What can I add to the conversation? I don’t know. I’m unwilling to root for the Israelis over the Palestinians. This is in no way to diminish the brutality of Hamas, an embodiment of masculine, blind, indiscriminate blood lust. Their world view places them, as men, in a position of dominance over anybody they see as weaker. There are no leavening influences, no feminine input to temper testosterone rage. They are as wild as men when they clubbed their first bear cub to death. That’s Hamas.


But what of my people, what of us Jews? Who are we in this combat? Alas, we are also filled with blood lust, our warriors ready to destroy first and ask questions later. It’s ironic that at this moment, much of the world is on ‘our’ side. Go, Jews. Ironic given our place in world history as expendable humans. Now it’s the Palestinians who are expendable. As we were vermin to the Nazis, they are animals to far too many of us.

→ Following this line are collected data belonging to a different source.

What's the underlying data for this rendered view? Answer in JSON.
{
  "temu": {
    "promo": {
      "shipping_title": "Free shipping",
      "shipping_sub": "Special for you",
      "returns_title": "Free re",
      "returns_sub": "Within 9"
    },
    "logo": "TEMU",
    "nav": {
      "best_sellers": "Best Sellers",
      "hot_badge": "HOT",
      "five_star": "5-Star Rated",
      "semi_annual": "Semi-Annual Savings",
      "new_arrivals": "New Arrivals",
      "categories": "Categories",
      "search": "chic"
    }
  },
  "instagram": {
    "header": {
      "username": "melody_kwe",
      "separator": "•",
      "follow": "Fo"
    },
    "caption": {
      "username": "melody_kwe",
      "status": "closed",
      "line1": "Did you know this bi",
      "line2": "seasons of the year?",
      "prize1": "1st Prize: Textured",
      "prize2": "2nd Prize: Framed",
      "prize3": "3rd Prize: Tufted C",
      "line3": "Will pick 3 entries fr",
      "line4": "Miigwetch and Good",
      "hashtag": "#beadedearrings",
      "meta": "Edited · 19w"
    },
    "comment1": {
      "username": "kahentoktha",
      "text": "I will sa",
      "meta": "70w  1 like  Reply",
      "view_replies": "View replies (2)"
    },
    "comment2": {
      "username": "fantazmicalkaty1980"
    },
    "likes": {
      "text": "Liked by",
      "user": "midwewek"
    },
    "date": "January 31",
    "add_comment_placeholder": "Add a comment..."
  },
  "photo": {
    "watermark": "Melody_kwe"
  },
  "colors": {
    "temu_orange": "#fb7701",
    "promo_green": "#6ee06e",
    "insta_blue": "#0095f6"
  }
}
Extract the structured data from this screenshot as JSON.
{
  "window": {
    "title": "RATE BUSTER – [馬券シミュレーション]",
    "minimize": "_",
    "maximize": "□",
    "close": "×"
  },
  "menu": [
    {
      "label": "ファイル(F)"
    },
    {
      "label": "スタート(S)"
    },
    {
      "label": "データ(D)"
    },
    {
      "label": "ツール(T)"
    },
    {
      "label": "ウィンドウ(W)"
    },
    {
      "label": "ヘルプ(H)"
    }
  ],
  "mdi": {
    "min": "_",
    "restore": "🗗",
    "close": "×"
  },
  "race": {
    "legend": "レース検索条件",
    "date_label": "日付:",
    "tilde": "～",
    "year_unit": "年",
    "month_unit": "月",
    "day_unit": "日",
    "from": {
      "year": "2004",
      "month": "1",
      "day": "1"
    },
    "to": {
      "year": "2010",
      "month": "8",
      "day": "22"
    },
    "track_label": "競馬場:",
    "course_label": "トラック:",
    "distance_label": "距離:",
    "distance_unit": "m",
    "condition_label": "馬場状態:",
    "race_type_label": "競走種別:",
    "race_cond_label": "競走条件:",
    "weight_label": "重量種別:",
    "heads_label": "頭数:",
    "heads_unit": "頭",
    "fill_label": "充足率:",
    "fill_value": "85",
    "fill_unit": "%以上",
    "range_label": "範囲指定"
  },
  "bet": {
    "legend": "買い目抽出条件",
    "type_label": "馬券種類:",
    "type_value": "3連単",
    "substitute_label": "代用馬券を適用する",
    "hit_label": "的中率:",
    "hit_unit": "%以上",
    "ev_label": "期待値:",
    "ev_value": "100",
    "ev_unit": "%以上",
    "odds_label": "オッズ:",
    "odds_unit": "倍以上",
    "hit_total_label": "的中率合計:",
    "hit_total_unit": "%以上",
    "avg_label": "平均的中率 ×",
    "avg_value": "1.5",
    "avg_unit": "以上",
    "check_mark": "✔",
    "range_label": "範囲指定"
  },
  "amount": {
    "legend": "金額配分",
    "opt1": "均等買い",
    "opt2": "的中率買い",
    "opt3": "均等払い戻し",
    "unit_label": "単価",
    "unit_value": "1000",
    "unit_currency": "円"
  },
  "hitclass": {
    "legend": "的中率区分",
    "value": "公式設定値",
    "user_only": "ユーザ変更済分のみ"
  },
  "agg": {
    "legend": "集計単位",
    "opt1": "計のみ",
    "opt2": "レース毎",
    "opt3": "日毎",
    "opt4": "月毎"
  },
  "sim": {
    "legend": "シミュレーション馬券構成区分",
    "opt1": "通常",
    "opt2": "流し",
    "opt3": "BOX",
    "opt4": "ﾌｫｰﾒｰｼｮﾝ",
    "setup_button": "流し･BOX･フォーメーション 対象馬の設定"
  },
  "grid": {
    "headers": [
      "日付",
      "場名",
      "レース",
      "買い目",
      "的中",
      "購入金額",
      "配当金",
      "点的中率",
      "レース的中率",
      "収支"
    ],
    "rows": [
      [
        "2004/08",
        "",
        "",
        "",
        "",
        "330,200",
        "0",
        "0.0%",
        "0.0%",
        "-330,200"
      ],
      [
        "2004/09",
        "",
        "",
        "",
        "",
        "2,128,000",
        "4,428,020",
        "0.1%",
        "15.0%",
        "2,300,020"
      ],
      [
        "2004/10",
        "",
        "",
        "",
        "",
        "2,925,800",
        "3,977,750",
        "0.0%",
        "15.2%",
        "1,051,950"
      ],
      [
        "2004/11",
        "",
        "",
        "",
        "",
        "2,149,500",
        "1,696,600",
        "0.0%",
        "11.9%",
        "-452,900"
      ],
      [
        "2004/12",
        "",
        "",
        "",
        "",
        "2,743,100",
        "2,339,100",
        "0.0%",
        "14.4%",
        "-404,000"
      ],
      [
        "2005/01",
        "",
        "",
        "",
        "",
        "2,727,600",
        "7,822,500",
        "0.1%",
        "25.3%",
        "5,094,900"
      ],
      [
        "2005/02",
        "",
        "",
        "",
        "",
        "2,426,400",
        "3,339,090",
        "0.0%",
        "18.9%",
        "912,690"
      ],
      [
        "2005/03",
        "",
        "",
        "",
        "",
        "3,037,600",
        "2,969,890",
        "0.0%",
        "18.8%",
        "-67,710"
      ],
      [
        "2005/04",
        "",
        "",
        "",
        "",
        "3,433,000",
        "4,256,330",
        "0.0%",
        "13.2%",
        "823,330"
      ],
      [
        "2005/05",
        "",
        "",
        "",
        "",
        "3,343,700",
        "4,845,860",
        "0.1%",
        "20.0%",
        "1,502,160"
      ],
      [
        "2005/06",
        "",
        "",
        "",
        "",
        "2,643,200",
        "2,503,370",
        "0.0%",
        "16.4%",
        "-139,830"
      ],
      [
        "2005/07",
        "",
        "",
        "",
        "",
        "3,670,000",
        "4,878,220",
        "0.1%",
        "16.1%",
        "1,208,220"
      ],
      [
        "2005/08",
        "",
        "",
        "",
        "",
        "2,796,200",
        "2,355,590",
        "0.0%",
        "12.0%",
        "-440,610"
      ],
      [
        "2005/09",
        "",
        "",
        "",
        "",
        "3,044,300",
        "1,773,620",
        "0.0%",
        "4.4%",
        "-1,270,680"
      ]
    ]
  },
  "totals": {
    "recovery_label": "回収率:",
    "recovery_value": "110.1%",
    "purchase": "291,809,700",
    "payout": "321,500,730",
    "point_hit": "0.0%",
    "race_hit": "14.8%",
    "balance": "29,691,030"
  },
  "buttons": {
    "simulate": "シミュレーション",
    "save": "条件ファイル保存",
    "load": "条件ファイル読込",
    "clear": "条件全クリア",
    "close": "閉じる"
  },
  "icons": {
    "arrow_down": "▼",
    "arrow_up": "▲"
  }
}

The situation will change. It always does, as it has over centuries. Wars come and go; peoples come and go; the villains and the good guys change places. Jews and Palestinians have both been around a long time. Once upon a long time ago , they lived compatibly in surroundings near to one another. Perhaps they will find a way to do so again. But right now, it’s hard to see the cycle of violence receding.

…………


The title for these remarks is taken from Matthew Arnold's 19th century poem, Dover Beach. Below are selected stanzas.


The sea is calm tonight.

The tide is full, the moon lies fair

Upon the straits; on the French coast the light

Gleams and is gone; the cliffs of England stand,

Glimmering and vast, out in the tranquil bay.

....

Listen! you hear the grating roar

Of pebbles which the waves draw back, and fling,

At their return, up the high strand,

Begin, and cease, and then again begin,

With tremulous cadence slow, and bring

The eternal note of sadness in.

...

Sophocles long ago

Heard it on the Ægean, and it brought

Into his mind the turbid ebb and flow

Of human misery;

...

Ah, love, let us be true

To one another! for the world, which seems

To lie before us like a land of dreams,

So various, so beautiful, so new,

Hath really neither joy, nor love, nor light,

Nor certitude, nor peace, nor help for pain;

And we are here as on a darkling plain

Swept with confused alarms of struggle and flight,

Where ignorant armies clash by night.